The oligarch and former president of Ukraine Petro Poroshenko risks being jailed in Ukraine, however he shouldn’t count on receiving help from his western “friends and partners”, who were once swearing eternal friendship to him.
Poroshenko obviously intends to fight to remain in politics and consequently, in Ukraine — and to be free, said the columnist Rostislav Ishchenko especially for the Sputnik “Near Abroad” Telegram channel.
Poroshenko clearly intends to fight to stay in politics, and therefore in Ukraine – and at large. I think that this decision was made by him not only because of an inadequate assessment of the situation (although this motive is a factor), but in general his life is not as he’d want it to be.

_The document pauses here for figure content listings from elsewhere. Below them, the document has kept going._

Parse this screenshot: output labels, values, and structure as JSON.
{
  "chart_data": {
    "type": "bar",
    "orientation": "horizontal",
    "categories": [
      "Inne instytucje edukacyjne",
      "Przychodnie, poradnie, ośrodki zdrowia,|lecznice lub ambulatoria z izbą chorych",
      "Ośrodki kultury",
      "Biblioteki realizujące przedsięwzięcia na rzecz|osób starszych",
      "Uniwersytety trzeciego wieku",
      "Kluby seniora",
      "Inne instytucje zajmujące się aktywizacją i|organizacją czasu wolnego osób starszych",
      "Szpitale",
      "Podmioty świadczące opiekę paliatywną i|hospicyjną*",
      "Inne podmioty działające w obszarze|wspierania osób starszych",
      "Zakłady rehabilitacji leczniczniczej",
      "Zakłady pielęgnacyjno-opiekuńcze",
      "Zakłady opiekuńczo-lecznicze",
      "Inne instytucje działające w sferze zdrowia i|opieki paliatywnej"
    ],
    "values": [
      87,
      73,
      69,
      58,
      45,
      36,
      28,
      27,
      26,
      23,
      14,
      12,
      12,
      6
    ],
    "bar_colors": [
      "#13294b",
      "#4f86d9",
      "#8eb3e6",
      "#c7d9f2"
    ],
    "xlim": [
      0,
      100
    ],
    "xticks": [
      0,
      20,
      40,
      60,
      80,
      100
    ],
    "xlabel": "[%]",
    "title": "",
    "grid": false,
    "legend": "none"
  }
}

Poroshenko banally has nowhere to run. Virtually no one wants to give him shelter. The United States itself can initiate a case against him for interfering in the 2016 US election. There are no guarantees from extradition anywhere.
An attempt to survive as an influential leader of the Ukrainian opposition is his last chance. But the risk is very great, I would say beyond measure. Tymoshenko went to prison in circumstances much more favourable for her.
I do not quite understand the call of Zelensky to the current Cabinet of Ministers to resign. If the government of Groisman fulfils his wish, then it will have to either work in an acting capacity, which will reduce the powers (in particular, the Cabinet of Ministers may motivate its refusal to decide on the financing of the election by its “inferiority”), or the Rada will have to appoint a new Cabinet of Ministers (which, according to the law, will have to make way for the newly elected parliament, i.e., in two or three months).
In general, in the situation of the coming chaos, the parliament will have work to do, and the people will have something to distract themselves with.